Investigação da PCMG resulta em prisão por ataque violento em Itacarambi
A Polícia Civil de Minas Gerais (PCMG) cumpriu, nesta terça-feira (23/12), mandado de prisão preventiva contra um homem, de 42 anos, investigado por uma série de crimes violentos em Itacarambi, no Norte do estado.
De acordo com a delegada Natália Moura, responsável pelo inquérito, a prisão preventiva foi essencial para conter a escalada de violência e garantir a segurança da comunidade.
“No início, tratamos o caso como um episódio de menor potencial ofensivo. Mas, com o avanço das apurações, ficou evidente que não se tratava de um fato isolado. Houve planejamento, repetição de condutas e uso de violência extrema. A prisão foi fundamental para evitar novas agressões, proteger a vítima e assegurar que a investigação prosseguisse sem interferências”, explicou.
Ataque registrado em novembro
O caso que deu origem ao inquérito ocorreu em 14 de novembro deste ano, quando a vítima estava sentada em um bar da cidade e foi surpreendida por dois agressores. Sem qualquer discussão prévia, os suspeitos iniciaram uma sequência de golpes — socos, chutes, cadeiradas e ataques com capacete — em plena via pública, diante de diversas testemunhas.
Inicialmente registrada como vias de fato, a ocorrência evoluiu após investigações, depoimentos e análise de elementos que comprovaram que o ataque foi planejado com o objetivo de constranger e intimidar a vítima.
Histórico de violência e intimidação
Durante a investigação, a Polícia Civil constatou que o suspeito possui o hábito de agredir desafetos em locais públicos, gravando as ações e divulgando os vídeos em redes sociais para humilhar as vítimas e intimidar terceiros.

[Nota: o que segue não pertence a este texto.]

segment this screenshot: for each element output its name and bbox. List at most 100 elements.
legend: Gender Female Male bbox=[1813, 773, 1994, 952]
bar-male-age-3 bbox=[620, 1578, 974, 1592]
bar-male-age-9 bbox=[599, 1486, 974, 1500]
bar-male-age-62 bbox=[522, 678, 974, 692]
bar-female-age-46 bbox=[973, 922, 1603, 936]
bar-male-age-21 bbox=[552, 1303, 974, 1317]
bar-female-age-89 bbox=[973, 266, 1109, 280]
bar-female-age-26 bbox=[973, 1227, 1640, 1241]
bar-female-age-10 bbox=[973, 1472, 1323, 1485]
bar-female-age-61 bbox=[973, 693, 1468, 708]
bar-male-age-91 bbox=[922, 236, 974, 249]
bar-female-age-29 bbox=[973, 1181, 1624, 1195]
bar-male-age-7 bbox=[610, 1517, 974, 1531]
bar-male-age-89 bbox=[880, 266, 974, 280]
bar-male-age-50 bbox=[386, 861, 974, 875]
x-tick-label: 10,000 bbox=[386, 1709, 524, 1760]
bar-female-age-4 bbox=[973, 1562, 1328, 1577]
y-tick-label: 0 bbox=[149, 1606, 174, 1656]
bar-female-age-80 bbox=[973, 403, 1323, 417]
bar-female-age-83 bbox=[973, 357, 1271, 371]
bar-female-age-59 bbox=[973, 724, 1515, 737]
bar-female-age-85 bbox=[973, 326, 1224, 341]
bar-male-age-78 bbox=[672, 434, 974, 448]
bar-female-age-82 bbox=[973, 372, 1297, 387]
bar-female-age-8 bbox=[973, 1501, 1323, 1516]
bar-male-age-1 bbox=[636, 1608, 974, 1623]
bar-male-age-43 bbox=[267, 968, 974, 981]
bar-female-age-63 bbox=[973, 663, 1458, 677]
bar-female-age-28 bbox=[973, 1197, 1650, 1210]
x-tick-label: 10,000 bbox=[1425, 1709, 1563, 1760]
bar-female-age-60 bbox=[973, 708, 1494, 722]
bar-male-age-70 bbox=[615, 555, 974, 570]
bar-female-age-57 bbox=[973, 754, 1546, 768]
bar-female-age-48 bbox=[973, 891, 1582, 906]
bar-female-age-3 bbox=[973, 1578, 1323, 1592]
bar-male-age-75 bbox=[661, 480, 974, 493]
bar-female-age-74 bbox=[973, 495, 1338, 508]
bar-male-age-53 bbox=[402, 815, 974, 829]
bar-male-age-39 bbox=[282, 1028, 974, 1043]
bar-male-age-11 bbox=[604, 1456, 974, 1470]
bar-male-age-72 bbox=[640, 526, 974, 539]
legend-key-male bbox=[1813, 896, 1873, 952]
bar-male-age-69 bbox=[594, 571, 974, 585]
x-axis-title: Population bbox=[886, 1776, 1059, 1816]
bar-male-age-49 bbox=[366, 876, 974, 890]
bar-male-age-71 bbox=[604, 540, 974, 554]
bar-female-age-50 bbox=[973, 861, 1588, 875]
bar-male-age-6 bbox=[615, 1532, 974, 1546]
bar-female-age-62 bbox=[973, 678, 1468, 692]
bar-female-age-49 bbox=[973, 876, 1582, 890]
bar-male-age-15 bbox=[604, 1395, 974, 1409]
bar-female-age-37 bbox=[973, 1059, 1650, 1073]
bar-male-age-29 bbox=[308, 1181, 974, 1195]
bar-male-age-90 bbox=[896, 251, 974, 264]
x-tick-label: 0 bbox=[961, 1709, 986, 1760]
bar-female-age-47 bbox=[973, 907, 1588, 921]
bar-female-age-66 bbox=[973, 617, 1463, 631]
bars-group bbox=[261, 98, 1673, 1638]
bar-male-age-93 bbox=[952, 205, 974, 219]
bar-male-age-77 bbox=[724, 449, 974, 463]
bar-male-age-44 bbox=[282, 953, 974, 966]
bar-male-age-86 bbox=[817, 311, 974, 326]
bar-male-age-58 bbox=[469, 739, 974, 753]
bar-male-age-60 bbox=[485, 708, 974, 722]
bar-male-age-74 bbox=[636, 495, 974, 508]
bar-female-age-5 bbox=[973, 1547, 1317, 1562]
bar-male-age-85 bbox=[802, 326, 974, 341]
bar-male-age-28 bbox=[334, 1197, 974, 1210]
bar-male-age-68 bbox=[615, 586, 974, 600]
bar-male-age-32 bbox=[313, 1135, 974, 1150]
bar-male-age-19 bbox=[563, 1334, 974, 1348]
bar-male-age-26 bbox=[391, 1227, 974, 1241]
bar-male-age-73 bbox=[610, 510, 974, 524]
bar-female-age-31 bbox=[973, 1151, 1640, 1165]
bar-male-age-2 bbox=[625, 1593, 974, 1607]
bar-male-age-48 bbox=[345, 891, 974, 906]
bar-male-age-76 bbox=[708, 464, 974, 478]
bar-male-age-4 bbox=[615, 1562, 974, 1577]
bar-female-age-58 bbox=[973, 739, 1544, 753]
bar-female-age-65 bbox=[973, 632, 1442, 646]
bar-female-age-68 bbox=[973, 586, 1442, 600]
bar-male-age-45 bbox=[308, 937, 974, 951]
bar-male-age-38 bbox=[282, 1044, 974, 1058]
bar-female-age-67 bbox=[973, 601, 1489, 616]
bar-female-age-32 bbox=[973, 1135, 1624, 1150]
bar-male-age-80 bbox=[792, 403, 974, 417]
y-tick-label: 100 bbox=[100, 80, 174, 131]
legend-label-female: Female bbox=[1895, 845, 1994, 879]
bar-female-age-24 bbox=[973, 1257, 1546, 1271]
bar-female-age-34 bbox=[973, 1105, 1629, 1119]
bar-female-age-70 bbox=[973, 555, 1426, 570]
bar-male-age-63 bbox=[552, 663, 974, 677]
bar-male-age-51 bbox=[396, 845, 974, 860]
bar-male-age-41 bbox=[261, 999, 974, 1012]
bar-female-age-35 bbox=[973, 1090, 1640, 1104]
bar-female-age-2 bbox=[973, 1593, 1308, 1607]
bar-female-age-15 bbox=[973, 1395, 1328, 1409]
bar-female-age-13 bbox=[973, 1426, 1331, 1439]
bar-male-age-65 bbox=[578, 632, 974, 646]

Em julho de 2025, ele já havia protagonizado episódio semelhante, que resultou em processo por extorsão mediante violência. O investigado também acumula diversos registros policiais por crimes como tortura, ameaças, injúria, difamação, furto, crimes ambientais, tráfico de drogas e infrações de trânsito.
Tentativa de interferir nas investigações
Após o ataque mais recente e a intimação para prestar esclarecimentos, o suspeito passou a publicar vídeos com ataques pessoais ao investigador responsável pelo caso, na tentativa de desacreditar o trabalho policial e obstruir a apuração.
A ação para cumprimento do mandado de prisão do investigado contou com o apoio da Polícia Militar. Finalizados os procedimentos na delegacia, o suspeito foi encaminhado ao sistema prisional.